How can I make hundreds of simultaneously running processes communicate with a database through one
- by Olfan
Long speech short: How can I make hundreds of simultaneously running processes communicate with a database through one or few permanent sessions?
The whole story:
I once built a number crunching engine that handles vast amounts of large data files by forking off one child after another giving each a small number of files to work on. File locking, progress monitoring and result propagation happen in an Oracle database which all (sub-)processes access at various times using an application-specific module which encapsulates DBI.
This worked well at first, but now with higher volumes of input data, the number of database sessions (one per child, and they can be very short-lived) constantly being opened and closed is becoming an issue. I now want to centralise database access so that there are only one or few fixed database sessions which handle all database access for all the (sub-)processes. The presence of the database abstraction module should make the changes easy because the function calls in the worker instances can stay the same. My problem is that I cannot think of a suitable way to enhance said module in order to establish communication between all the processes and the database connector(s).
I thought of message queueing, but couldn't come up with a way of connecting a large herd of requestors with one or few database connectors in a way so that bidirectional communication is possible (for collecting the query result).

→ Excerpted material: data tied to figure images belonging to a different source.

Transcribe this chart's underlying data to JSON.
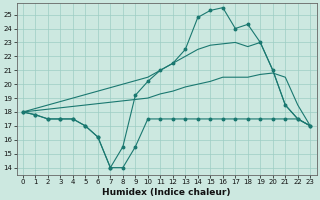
{
  "xlabel": "Humidex (Indice chaleur)",
  "bg_color": "#cce8e0",
  "grid_color": "#9ecdc4",
  "line_color": "#1a7870",
  "spine_color": "#666666",
  "xlim": [
    -0.5,
    23.5
  ],
  "ylim": [
    13.5,
    25.8
  ],
  "xticks": [
    0,
    1,
    2,
    3,
    4,
    5,
    6,
    7,
    8,
    9,
    10,
    11,
    12,
    13,
    14,
    15,
    16,
    17,
    18,
    19,
    20,
    21,
    22,
    23
  ],
  "yticks": [
    14,
    15,
    16,
    17,
    18,
    19,
    20,
    21,
    22,
    23,
    24,
    25
  ],
  "line_dip_x": [
    0,
    1,
    2,
    3,
    4,
    5,
    6,
    7,
    8,
    9,
    10,
    11,
    12,
    13,
    14,
    15,
    16,
    17,
    18,
    19,
    20,
    21,
    22,
    23
  ],
  "line_dip_y": [
    18,
    17.8,
    17.5,
    17.5,
    17.5,
    17.0,
    16.2,
    14.0,
    14.0,
    15.5,
    17.5,
    17.5,
    17.5,
    17.5,
    17.5,
    17.5,
    17.5,
    17.5,
    17.5,
    17.5,
    17.5,
    17.5,
    17.5,
    17.0
  ],
  "line_main_x": [
    0,
    1,
    2,
    3,
    4,
    5,
    6,
    7,
    8,
    9,
    10,
    11,
    12,
    13,
    14,
    15,
    16,
    17,
    18,
    19,
    20,
    21,
    22,
    23
  ],
  "line_main_y": [
    18,
    17.8,
    17.5,
    17.5,
    17.5,
    17.0,
    16.2,
    14.0,
    15.5,
    19.2,
    20.2,
    21.0,
    21.5,
    22.5,
    24.8,
    25.3,
    25.5,
    24.0,
    24.3,
    23.0,
    21.0,
    18.5,
    17.5,
    17.0
  ],
  "line_upper_x": [
    0,
    10,
    11,
    12,
    13,
    14,
    15,
    16,
    17,
    18,
    19,
    20,
    21,
    22,
    23
  ],
  "line_upper_y": [
    18,
    20.5,
    21.0,
    21.5,
    22.0,
    22.5,
    22.8,
    22.9,
    23.0,
    22.7,
    23.0,
    21.0,
    18.5,
    17.5,
    17.0
  ],
  "line_lower_x": [
    0,
    10,
    11,
    12,
    13,
    14,
    15,
    16,
    17,
    18,
    19,
    20,
    21,
    22,
    23
  ],
  "line_lower_y": [
    18,
    19.0,
    19.3,
    19.5,
    19.8,
    20.0,
    20.2,
    20.5,
    20.5,
    20.5,
    20.7,
    20.8,
    20.5,
    18.5,
    17.0
  ],
  "tick_fontsize": 5.0,
  "xlabel_fontsize": 6.5
}
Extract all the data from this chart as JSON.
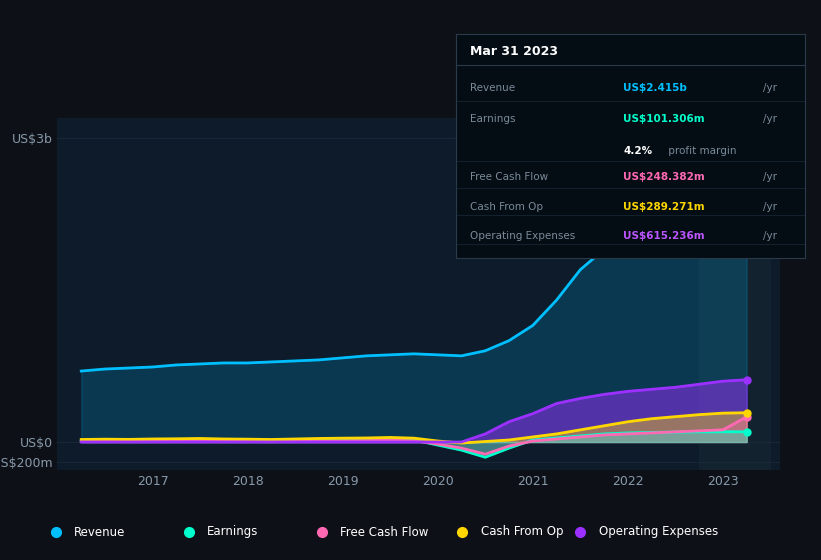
{
  "bg_color": "#0d1117",
  "plot_bg_color": "#0d1b2a",
  "revenue_color": "#00bfff",
  "earnings_color": "#00ffcc",
  "fcf_color": "#ff69b4",
  "cashfromop_color": "#ffd700",
  "opex_color": "#9b30ff",
  "line_width": 2.0,
  "legend_items": [
    "Revenue",
    "Earnings",
    "Free Cash Flow",
    "Cash From Op",
    "Operating Expenses"
  ],
  "legend_colors": [
    "#00bfff",
    "#00ffcc",
    "#ff69b4",
    "#ffd700",
    "#9b30ff"
  ],
  "x": [
    2016.25,
    2016.5,
    2016.75,
    2017.0,
    2017.25,
    2017.5,
    2017.75,
    2018.0,
    2018.25,
    2018.5,
    2018.75,
    2019.0,
    2019.25,
    2019.5,
    2019.75,
    2020.0,
    2020.25,
    2020.5,
    2020.75,
    2021.0,
    2021.25,
    2021.5,
    2021.75,
    2022.0,
    2022.25,
    2022.5,
    2022.75,
    2023.0,
    2023.25
  ],
  "revenue": [
    700,
    720,
    730,
    740,
    760,
    770,
    780,
    780,
    790,
    800,
    810,
    830,
    850,
    860,
    870,
    860,
    850,
    900,
    1000,
    1150,
    1400,
    1700,
    1900,
    2100,
    2200,
    2280,
    2350,
    2400,
    2415
  ],
  "earnings": [
    10,
    15,
    12,
    14,
    16,
    18,
    15,
    12,
    10,
    14,
    18,
    20,
    22,
    25,
    20,
    -30,
    -80,
    -150,
    -60,
    20,
    40,
    60,
    80,
    90,
    95,
    98,
    100,
    101,
    101
  ],
  "fcf": [
    5,
    8,
    6,
    8,
    10,
    12,
    8,
    5,
    3,
    6,
    10,
    12,
    14,
    18,
    12,
    -20,
    -60,
    -120,
    -40,
    10,
    30,
    50,
    70,
    80,
    90,
    100,
    110,
    120,
    248
  ],
  "cashfromop": [
    25,
    28,
    26,
    30,
    32,
    35,
    30,
    28,
    25,
    30,
    35,
    38,
    40,
    45,
    38,
    10,
    -10,
    5,
    20,
    50,
    80,
    120,
    160,
    200,
    230,
    250,
    270,
    285,
    289
  ],
  "opex": [
    0,
    0,
    0,
    0,
    0,
    0,
    0,
    0,
    0,
    0,
    0,
    0,
    0,
    0,
    0,
    0,
    0,
    80,
    200,
    280,
    380,
    430,
    470,
    500,
    520,
    540,
    570,
    600,
    615
  ],
  "shaded_start": 2022.75,
  "shaded_end": 2023.5,
  "ylim": [
    -280,
    3200
  ],
  "xlim": [
    2016.0,
    2023.6
  ],
  "xticks": [
    2017,
    2018,
    2019,
    2020,
    2021,
    2022,
    2023
  ],
  "grid_color": "#1e2d3d",
  "grid_linewidth": 0.5,
  "tick_color": "#8899aa",
  "divider_color": "#2a3a4a",
  "row_divider_color": "#1a2a3a",
  "tooltip": {
    "title": "Mar 31 2023",
    "rows": [
      {
        "label": "Revenue",
        "value": "US$2.415b",
        "suffix": "/yr",
        "color": "#00bfff"
      },
      {
        "label": "Earnings",
        "value": "US$101.306m",
        "suffix": "/yr",
        "color": "#00ffcc"
      },
      {
        "label": "",
        "value": "4.2%",
        "suffix": " profit margin",
        "color": "#ffffff"
      },
      {
        "label": "Free Cash Flow",
        "value": "US$248.382m",
        "suffix": "/yr",
        "color": "#ff69b4"
      },
      {
        "label": "Cash From Op",
        "value": "US$289.271m",
        "suffix": "/yr",
        "color": "#ffd700"
      },
      {
        "label": "Operating Expenses",
        "value": "US$615.236m",
        "suffix": "/yr",
        "color": "#bb55ff"
      }
    ]
  }
}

An asynchronous approach could help here in that all requests are written to the same queue and the database connector servicing the request will "call back" to submit the result. But my mind fails me in generating an image clear enough so that I can paint into code.
Threading instead of forking might have given me an easier start, but this would now require massive changes to the code base that I'm not prepared to do to a live system.
The more I think of it, the more the base idea looks like a pre-forked web server to me only that it doesn't serve web pages but database queries. Any ideas on what to dig into, and where? Sample (pseudo) code to inspire me, links to possibly related articles, ready solutions on CPAN maybe?